Chord Progressions Part Three:

"How To Tell What Key You Are In
When You Have Flats (b) In The Key Signature!"

If you're going to be able to know what chord progressions are likely in each key, you obviously need to know how to find the key of a song quickly -- correct?

Here's how to instantly find what key you are in when there are flats in the key signature of a song:

Did you know that the flats in any key signature always occur in the same order? Once you know that order, you will never again wonder "Which notes are flat in this song?"
They always occur in this order in any key signature:


B   E   A   D   G   C   F

Notice that the first four flats spell the word "BEAD". You can remember the last 3 flats by making up some silly saying such as "Go Catch Fish" or any similar phrase that grabs your fancy.
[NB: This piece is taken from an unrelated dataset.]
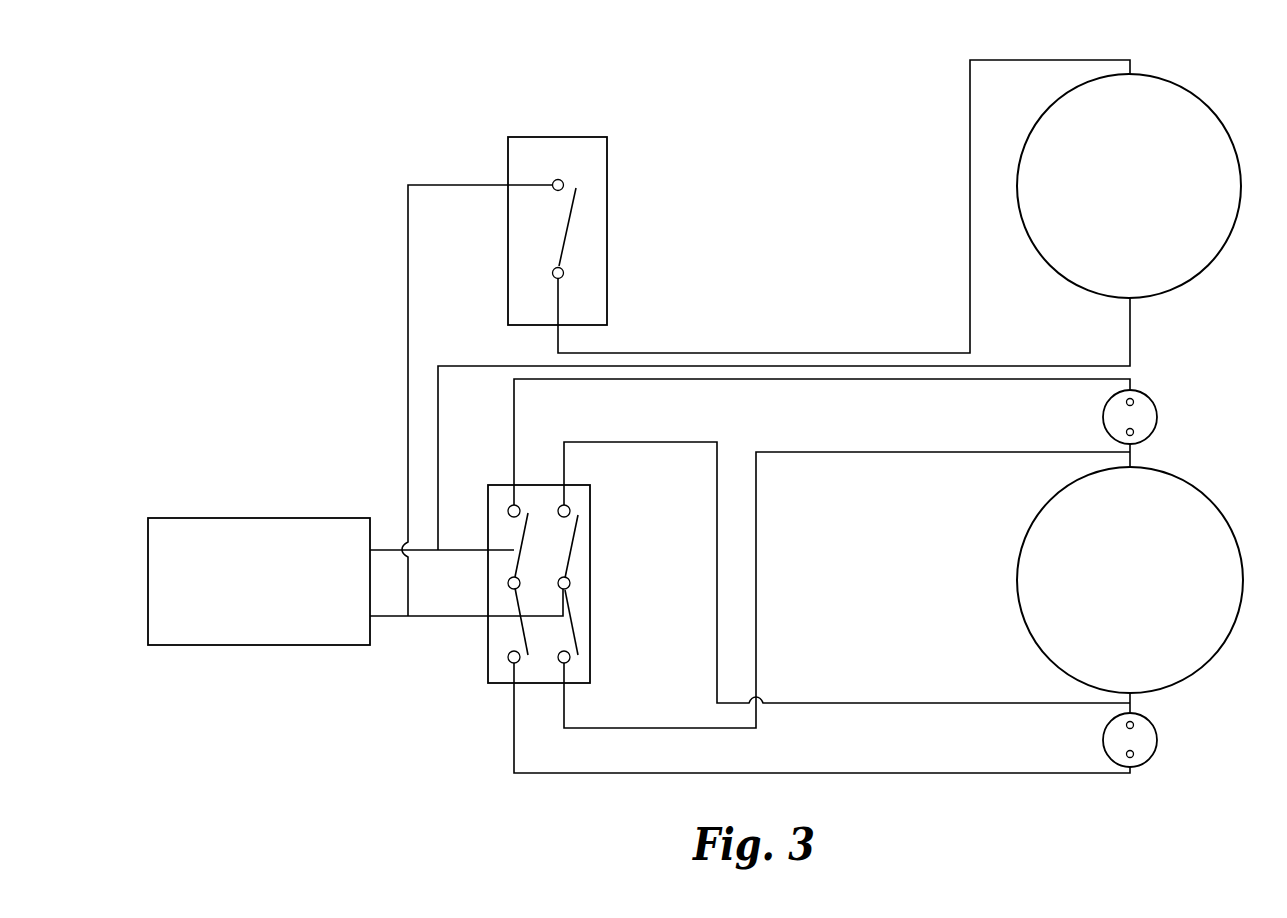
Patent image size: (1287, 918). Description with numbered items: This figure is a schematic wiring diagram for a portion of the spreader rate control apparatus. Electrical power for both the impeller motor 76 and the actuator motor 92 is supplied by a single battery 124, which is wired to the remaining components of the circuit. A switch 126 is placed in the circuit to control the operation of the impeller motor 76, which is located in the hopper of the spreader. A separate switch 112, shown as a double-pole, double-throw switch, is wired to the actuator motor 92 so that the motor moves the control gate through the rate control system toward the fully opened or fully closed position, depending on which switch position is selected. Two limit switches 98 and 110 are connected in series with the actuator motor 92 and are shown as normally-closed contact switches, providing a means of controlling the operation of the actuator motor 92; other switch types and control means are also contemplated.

So if there is one flat in the key signature, what is it?

Right. Bb.

If there are two flats in the key signature, they are what?

Right again. Bb and Eb.

How about 5 flats?

Sure. BEAD and G.

You got it. That's all there is to it.

To find what key you're in, just take the next to the last flat and that IS the key. For example, if you have 4 flats, they would be Bb Eb Ab Db. The next to the last flat is A, so you're in the key of Ab.

If you have 2 flats, they are Bb and Eb, so the next to the last flat is Bb-- therefore the key is Bb.

If you have 3 flats, they are Bb, Eb and Ab. Since Eb is the second to the last flat, the key is Eb.

If there is only 1 flat in the key signature, it would of course be Bb, and you'll just have to memorize that it is the key of F.

And you no doubt already know that if you have no flats or sharps in the key signature, you are in the key of C major (or A minor -- but we'll take that option up later).

Get this down cold -- so you immediately know what key you're in when you have flats in the key signature of a song. Why? Because once you know what key you are in, you also know which 3 chords are the most likely -- right?